L'aède
L'Aède.
Pour fuir l'ardeur du jour, il s'était mis à l'ombre
d'un pin majestueux. Seul arbre de ce cap
torturé par les vents, dont la brise de mer
agitait le feuillage. Au-dessus de sa tête,
le crépitement sec des aiguilles froissées.
Il se sentait chez lui sur ce roc escarpé!
Nul mortel ne viendrait troubler sa solitude,
il pourrait y chanter les héros et les dieux.
Un parfum balsamique émanait de ce tronc,
chauffé par le soleil et moite de résine,
se mêlant à l'odeur enivrante, sucrée
du genêt épineux à la fleur douce-amère.
L'aède humait à pleins poumons le vent du large
aux relents de marée en décomposition,
porteur de pourriture, de miasmes, de fragrance.
Oh, l'odeur de varech! Oh, ce remugle d'algues!
Oh, ce monde mouvant, sans cesse renaissant!
Le bruit de ses troupeaux - bêlements et sonnailles
parvenait assourdi des pâquis alentour.
Venaient ici brouter des brebis et des chèvres,
cherchant avidement l'herbe maigre du lieu.

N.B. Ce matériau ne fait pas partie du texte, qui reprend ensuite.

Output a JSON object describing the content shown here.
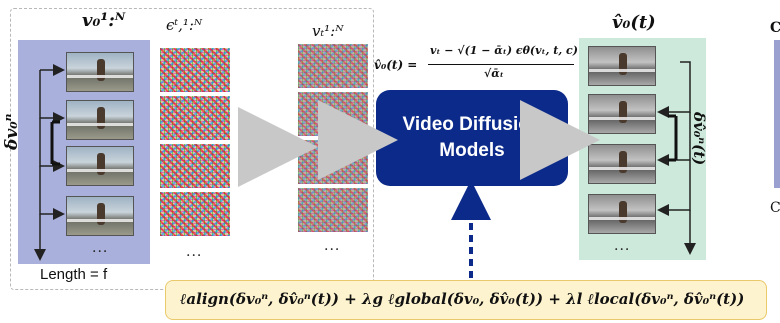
{
  "labels": {
    "v0": "v₀¹:ᴺ",
    "eps": "ϵᵗ,¹:ᴺ",
    "vt": "vₜ¹:ᴺ",
    "v0hat": "v̂₀(t)",
    "delta_left": "δv₀ⁿ",
    "delta_right": "δv̂₀ⁿ(t)",
    "length": "Length = f",
    "dots": "...",
    "formula_lhs": "v̂₀(t) =",
    "formula_num": "vₜ − √(1 − ᾱₜ) ϵθ(vₜ, t, c)",
    "formula_den": "√ᾱₜ",
    "conv_symbol": "∗",
    "cut_c1": "C",
    "cut_c2": "C"
  },
  "model_box": {
    "line1": "Video Diffusion",
    "line2": "Models"
  },
  "loss": "ℓalign(δv₀ⁿ, δv̂₀ⁿ(t)) + λg ℓglobal(δv₀, δv̂₀(t)) + λl ℓlocal(δv₀ⁿ, δv̂₀ⁿ(t))",
  "colors": {
    "left_panel": "#aab0dc",
    "right_panel": "#cde9dc",
    "model_box": "#0b2a8a",
    "loss_box": "#fdf3cf"
  }
}
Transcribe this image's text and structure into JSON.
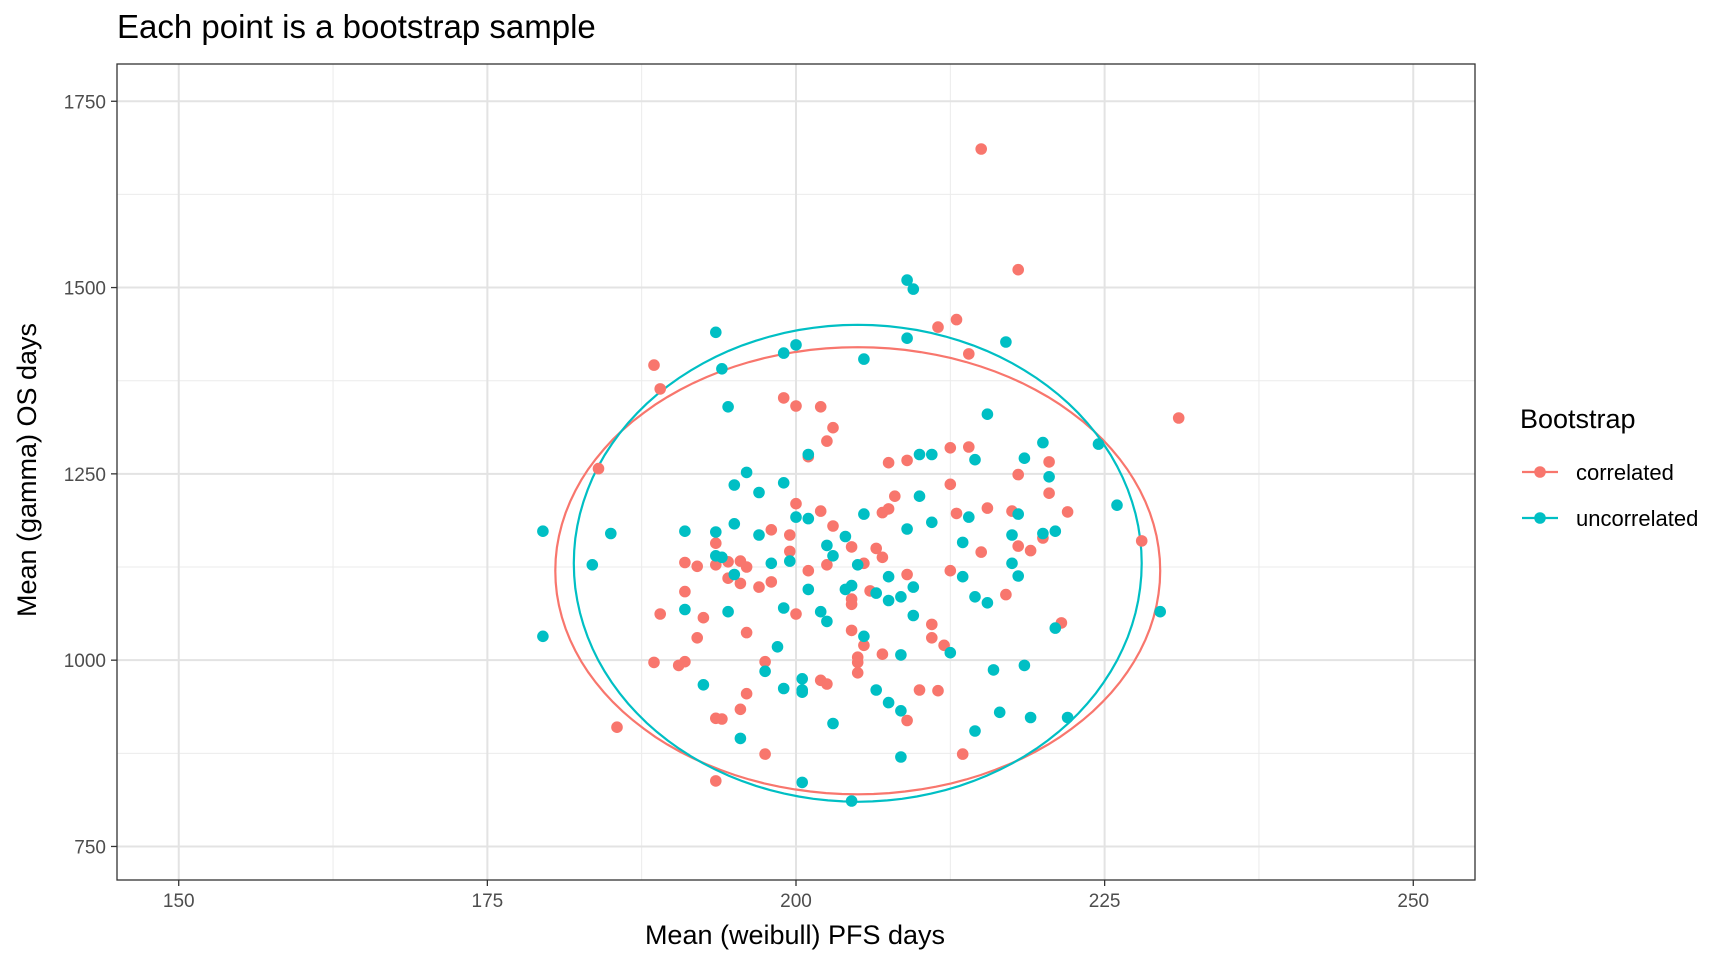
{
  "chart_data": {
    "type": "scatter",
    "title": "Each point is a bootstrap sample",
    "xlabel": "Mean (weibull) PFS days",
    "ylabel": "Mean (gamma) OS days",
    "xlim": [
      145,
      255
    ],
    "ylim": [
      705,
      1800
    ],
    "x_ticks": [
      150,
      175,
      200,
      225,
      250
    ],
    "y_ticks": [
      750,
      1000,
      1250,
      1500,
      1750
    ],
    "grid": true,
    "legend": {
      "title": "Bootstrap",
      "position": "right"
    },
    "series": [
      {
        "name": "correlated",
        "color": "#F8766D",
        "ellipse": {
          "center": [
            205,
            1120
          ],
          "semi_axes": [
            24.5,
            300
          ],
          "rotation_deg": 33
        },
        "points": [
          [
            215,
            1686
          ],
          [
            218,
            1524
          ],
          [
            213,
            1457
          ],
          [
            211.5,
            1447
          ],
          [
            214,
            1411
          ],
          [
            188.5,
            1396
          ],
          [
            189,
            1364
          ],
          [
            199,
            1352
          ],
          [
            200,
            1341
          ],
          [
            202,
            1340
          ],
          [
            231,
            1325
          ],
          [
            203,
            1312
          ],
          [
            202.5,
            1294
          ],
          [
            212.5,
            1285
          ],
          [
            214,
            1286
          ],
          [
            201,
            1273
          ],
          [
            209,
            1268
          ],
          [
            220.5,
            1266
          ],
          [
            207.5,
            1265
          ],
          [
            184,
            1257
          ],
          [
            218,
            1249
          ],
          [
            212.5,
            1236
          ],
          [
            208,
            1220
          ],
          [
            220.5,
            1224
          ],
          [
            200,
            1210
          ],
          [
            215.5,
            1204
          ],
          [
            207.5,
            1203
          ],
          [
            217.5,
            1200
          ],
          [
            202,
            1200
          ],
          [
            222,
            1199
          ],
          [
            213,
            1197
          ],
          [
            207,
            1198
          ],
          [
            203,
            1180
          ],
          [
            198,
            1175
          ],
          [
            199.5,
            1168
          ],
          [
            220,
            1164
          ],
          [
            228,
            1160
          ],
          [
            193.5,
            1157
          ],
          [
            204.5,
            1152
          ],
          [
            218,
            1153
          ],
          [
            206.5,
            1150
          ],
          [
            199.5,
            1146
          ],
          [
            219,
            1147
          ],
          [
            215,
            1145
          ],
          [
            207,
            1138
          ],
          [
            195.5,
            1133
          ],
          [
            191,
            1131
          ],
          [
            194.5,
            1132
          ],
          [
            205.5,
            1130
          ],
          [
            193.5,
            1128
          ],
          [
            192,
            1126
          ],
          [
            201,
            1120
          ],
          [
            209,
            1115
          ],
          [
            212.5,
            1120
          ],
          [
            196,
            1125
          ],
          [
            202.5,
            1128
          ],
          [
            194.5,
            1110
          ],
          [
            198,
            1105
          ],
          [
            195.5,
            1103
          ],
          [
            197,
            1098
          ],
          [
            206,
            1093
          ],
          [
            191,
            1092
          ],
          [
            217,
            1088
          ],
          [
            204.5,
            1082
          ],
          [
            204.5,
            1075
          ],
          [
            189,
            1062
          ],
          [
            192.5,
            1057
          ],
          [
            200,
            1062
          ],
          [
            221.5,
            1050
          ],
          [
            211,
            1048
          ],
          [
            204.5,
            1040
          ],
          [
            196,
            1037
          ],
          [
            192,
            1030
          ],
          [
            211,
            1030
          ],
          [
            212,
            1020
          ],
          [
            205.5,
            1020
          ],
          [
            207,
            1008
          ],
          [
            205,
            1004
          ],
          [
            205,
            997
          ],
          [
            188.5,
            997
          ],
          [
            190.5,
            993
          ],
          [
            191,
            998
          ],
          [
            197.5,
            998
          ],
          [
            205,
            983
          ],
          [
            202,
            973
          ],
          [
            202.5,
            968
          ],
          [
            210,
            960
          ],
          [
            211.5,
            959
          ],
          [
            196,
            955
          ],
          [
            195.5,
            934
          ],
          [
            193.5,
            922
          ],
          [
            194,
            921
          ],
          [
            209,
            919
          ],
          [
            185.5,
            910
          ],
          [
            197.5,
            874
          ],
          [
            213.5,
            874
          ],
          [
            193.5,
            838
          ]
        ]
      },
      {
        "name": "uncorrelated",
        "color": "#00BFC4",
        "ellipse": {
          "center": [
            205,
            1130
          ],
          "semi_axes": [
            23,
            320
          ],
          "rotation_deg": 0
        },
        "points": [
          [
            209,
            1510
          ],
          [
            209.5,
            1498
          ],
          [
            193.5,
            1440
          ],
          [
            209,
            1432
          ],
          [
            217,
            1427
          ],
          [
            200,
            1423
          ],
          [
            199,
            1412
          ],
          [
            205.5,
            1404
          ],
          [
            194,
            1391
          ],
          [
            194.5,
            1340
          ],
          [
            215.5,
            1330
          ],
          [
            224.5,
            1290
          ],
          [
            220,
            1292
          ],
          [
            201,
            1276
          ],
          [
            210,
            1276
          ],
          [
            211,
            1276
          ],
          [
            218.5,
            1271
          ],
          [
            214.5,
            1269
          ],
          [
            196,
            1252
          ],
          [
            220.5,
            1246
          ],
          [
            199,
            1238
          ],
          [
            195,
            1235
          ],
          [
            197,
            1225
          ],
          [
            210,
            1220
          ],
          [
            226,
            1208
          ],
          [
            205.5,
            1196
          ],
          [
            214,
            1192
          ],
          [
            200,
            1192
          ],
          [
            201,
            1190
          ],
          [
            218,
            1196
          ],
          [
            211,
            1185
          ],
          [
            195,
            1183
          ],
          [
            179.5,
            1173
          ],
          [
            191,
            1173
          ],
          [
            193.5,
            1172
          ],
          [
            209,
            1176
          ],
          [
            220,
            1170
          ],
          [
            221,
            1173
          ],
          [
            185,
            1170
          ],
          [
            197,
            1168
          ],
          [
            204,
            1166
          ],
          [
            217.5,
            1168
          ],
          [
            213.5,
            1158
          ],
          [
            202.5,
            1154
          ],
          [
            203,
            1140
          ],
          [
            193.5,
            1140
          ],
          [
            194,
            1138
          ],
          [
            199.5,
            1133
          ],
          [
            198,
            1130
          ],
          [
            217.5,
            1130
          ],
          [
            183.5,
            1128
          ],
          [
            205,
            1128
          ],
          [
            195,
            1115
          ],
          [
            213.5,
            1112
          ],
          [
            207.5,
            1112
          ],
          [
            218,
            1113
          ],
          [
            209.5,
            1098
          ],
          [
            201,
            1095
          ],
          [
            204,
            1095
          ],
          [
            204.5,
            1100
          ],
          [
            206.5,
            1090
          ],
          [
            208.5,
            1085
          ],
          [
            207.5,
            1080
          ],
          [
            214.5,
            1085
          ],
          [
            215.5,
            1077
          ],
          [
            199,
            1070
          ],
          [
            191,
            1068
          ],
          [
            194.5,
            1065
          ],
          [
            202,
            1065
          ],
          [
            209.5,
            1060
          ],
          [
            229.5,
            1065
          ],
          [
            202.5,
            1052
          ],
          [
            221,
            1043
          ],
          [
            179.5,
            1032
          ],
          [
            205.5,
            1032
          ],
          [
            198.5,
            1018
          ],
          [
            212.5,
            1010
          ],
          [
            208.5,
            1007
          ],
          [
            218.5,
            993
          ],
          [
            197.5,
            985
          ],
          [
            216,
            987
          ],
          [
            200.5,
            975
          ],
          [
            192.5,
            967
          ],
          [
            200.5,
            960
          ],
          [
            199,
            962
          ],
          [
            200.5,
            957
          ],
          [
            206.5,
            960
          ],
          [
            207.5,
            943
          ],
          [
            208.5,
            932
          ],
          [
            216.5,
            930
          ],
          [
            222,
            923
          ],
          [
            219,
            923
          ],
          [
            203,
            915
          ],
          [
            214.5,
            905
          ],
          [
            195.5,
            895
          ],
          [
            208.5,
            870
          ],
          [
            200.5,
            836
          ],
          [
            204.5,
            811
          ]
        ]
      }
    ]
  }
}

Le berger d'Arcadie en tirait chaque jour
un lait sentant le suint. Des fruits de son jardin
faisaient son ordinaire avec quelques olives,
des galettes à l'huile embaumant le pain frais.
S'y mêlait la senteur d'herbes aromatiques:
origan, basilic, romarin, serpolet,
qu'exhalait au soleil la garrigue mouillée.
Leur odeur remontait du sol aux frondaisons.
Leur bouquet chatouillait ses narines gourmandes.
Oui, l'aède éprouvait le besoin de chanter
l'étendue océane ayant nom: mer Egée,
à laquelle une chèvre avait donné son nom.
Il disait son amour pour sa terre natale,
accompagnant son chant d'un instrument rustique,
qu'il avait fait durant les longues nuits d'hiver.
Cet arc qu'il nommait « lyre », à cinq cordes pincées,
résonnant tour à tour entre ses doigts noueux.
Les notes s'égrenant, des accords jaillissaient.
L'instrument soulignait sa lente mélopée.
Il surgissait des sons étranges, incertains
des mots venus d'ailleurs, qu'il avait dans sa tête,
qu'il tenait de son père et de ses grand parents.
Il chantait le pays, terre de ses aïeux.
Ah! Comme il eût aimé dire l'azur du ciel,
le blanc éblouissant du roc déchiqueté
par les flots furieux, ce fier promontoire où
la mer s'est imbriquée en mille indentations.
Ah, comme il eût voulu décrire la turquoise
de l'eau, des tourbillons d'écume floconneuse!
Mais hélas il n'avait jamais vu tout cela
qu'en imagination, car il était aveugle.